Avec son Chalet de la Forêt, il a toujours su qu’il avait une «mission». Il voulait en faire une grande maison et «aller jusqu’au bout», avec passion et obsession. Pari tenu.
Terroir
Les chefs sont liés à des terroirs. Mais pour moi, c’est un peu compliqué de me reconnecter à un terroir réel car mon ancrage, c’était l’Afrique. J’ai grandi à Mbuji-Mayi, dans le Kasaï oriental, en RDC. J’y suis resté jusqu’à mes 6 ans et je n’y suis jamais retourné. Je n’ai pas de souvenirs mais j’ai conservé intact le goût des tomates, des mandarines, des mangues et des papayes, tout est resté imprégné en moi.
Pêche
La pêche à la mouche, c’est méditatif. Tu cours, tu marches, tu te déplaces contre le courant. Tu dois jouer avec les éléments, la rivière, le vent, les reflets sur l’eau, l’ombre… Après une journée de pêche, on est explosé, on se couche dans son lit et on dit merci. Cela fait seulement six ou sept ans que je la pratique, c’était le Graal pour moi… A 10 ans, j’ai demandé une canne à pêche à mon père. Personne n’a jamais su pourquoi. Moi, je sais: je suis attiré par l’eau. Mes grands-parents habitaient à Andrimont, au-dessus de la Vesdre, je me mettais sur le pont et je regardais l’eau couler pendant des heures.
Formation
J’ai appris très vite. Comme je n’avais pas de formation, j’ai dû apprendre beaucoup plus vite qu’un autre. Je ne pouvais pas me tromper, je connaissais la sanction… Je venais de commencer, je me souviens encore de tout, de la recette exacte et du moment, j’ai oublié de mettre la pomme de terre au four, avec le turbotin et boum, j’ai reçu un coup dans l’épaule. C’est arrivé une fois, deux fois. Et puis après, ce n’est plus jamais arrivé.
Tendances
Il faut se méfier des tendances. Quand la cuisine moléculaire était à la mode, je ne suis pas tombé dedans. Tous mes gars me conseillaient de m’y mettre mais j’ai dit non, ce n’est pas mon truc, ce n’est pas moi. Mon identité, c’est de travailler sur le feu, travailler le produit brut. Et c’est ce que j’ai toujours fait. Quand j’ai repris le Bistrot du Mail, il y aura trente-trois ans au mois d’août, j’ai fait de la bistronomie sans le savoir – on n’en parlait pas encore, le mot n’existait même pas. Et quand j’ai repris le Chalet de la Forêt, il y a vingt-cinq ans, la première chose que j’ai faite, c’est construire un barbecue.
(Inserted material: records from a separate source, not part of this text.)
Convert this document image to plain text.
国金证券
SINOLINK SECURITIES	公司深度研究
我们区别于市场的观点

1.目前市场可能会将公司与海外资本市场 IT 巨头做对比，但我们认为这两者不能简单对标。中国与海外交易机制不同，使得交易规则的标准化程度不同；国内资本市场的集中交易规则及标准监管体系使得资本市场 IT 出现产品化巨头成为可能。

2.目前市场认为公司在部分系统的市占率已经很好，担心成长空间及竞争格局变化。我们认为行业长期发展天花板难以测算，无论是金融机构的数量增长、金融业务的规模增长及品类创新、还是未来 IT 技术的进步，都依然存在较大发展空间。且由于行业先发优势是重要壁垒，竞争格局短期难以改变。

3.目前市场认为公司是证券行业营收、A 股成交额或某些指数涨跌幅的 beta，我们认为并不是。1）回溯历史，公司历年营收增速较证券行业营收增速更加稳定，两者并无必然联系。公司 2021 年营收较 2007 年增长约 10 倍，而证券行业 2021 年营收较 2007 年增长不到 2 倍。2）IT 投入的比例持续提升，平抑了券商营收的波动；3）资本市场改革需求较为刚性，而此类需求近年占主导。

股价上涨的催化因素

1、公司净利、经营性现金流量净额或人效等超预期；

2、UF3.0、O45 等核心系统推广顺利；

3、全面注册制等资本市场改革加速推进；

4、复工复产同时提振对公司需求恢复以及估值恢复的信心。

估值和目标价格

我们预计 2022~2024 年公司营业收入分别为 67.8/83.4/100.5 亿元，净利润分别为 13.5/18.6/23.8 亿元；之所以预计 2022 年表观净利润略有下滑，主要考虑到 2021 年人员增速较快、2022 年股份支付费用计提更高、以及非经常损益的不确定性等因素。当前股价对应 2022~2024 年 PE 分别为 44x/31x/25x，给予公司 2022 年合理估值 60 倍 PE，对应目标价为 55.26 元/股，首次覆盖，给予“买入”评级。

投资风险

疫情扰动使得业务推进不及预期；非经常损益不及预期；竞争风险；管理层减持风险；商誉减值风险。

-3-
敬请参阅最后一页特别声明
‘J’ai été à fond dans mon job, c’était comme si j’avais une mission.’
Chance
La cuisine vous vient parfois par hasard. Je ne savais pas quoi faire, j’avais commencé l’université pour devenir ingénieur commercial mais je n’aimais pas du tout. C’est mon père qui m’a glissé à l’oreille «la restauration»… Il m’a dit que cela pourrait bien m’aller. J’avais 20 ans, je me suis présenté comme plongeur. Et il y a un restaurateur qui a bien voulu me prendre, c’était Pierrot Van Hauwermeiren du Surcouf, il m’a donné une chance. Depuis, j’en offre une aussi à qui se présente chez moi.
Regret
J’ai un regret. C’est de ne pas jouer d’un instrument de musique. Mais je ne sais pas cumuler parce que quand je fais quelque chose, j’aime le faire à fond. Et cela en devient obsessionnel. Quand j’ai commencé Le Chalet, je me suis aussi mis au golf. J’ai dû arrêter sur-le-champ parce que je ne pensais plus qu’à ça. C’est la raison pour laquelle je ne monte pas mes mouches moi-même. Je serais enfermé dans ma cave en train de les monter jour et nuit et je ne verrais plus ma femme.
Performance
Je suis un paresseux dans l’âme. C’est-à-dire que dans mon travail, j’essaie d’être le plus efficace, le plus rapide et le plus performant possible pour gagner du temps et de l’énergie. Je vais très vite, je suis souvent dans la performance pour pouvoir ensuite prendre du temps pour faire autre chose.
Chanson
Telle est ma quête de Jacques Brel, c’est la plus belle chanson du monde. Je l’écoute et je pleure. Je la connais par cœur. Il y est aussi question d’inaccessible étoile… Cela fait quarante ans que je travaille comme un fou. J’ai été à fond dans mon job, c’était comme si j’avais une mission. J’avais peut-être besoin de me réaliser par rapport à mon éducation, mes parents, ma vie, tout. Peut-être ai-je voulu prouver à mon père qui n’est plus que j’étais quelqu’un de bien? Oui, il y a derrière tout cela comme une rage à vouloir prouver quelque chose…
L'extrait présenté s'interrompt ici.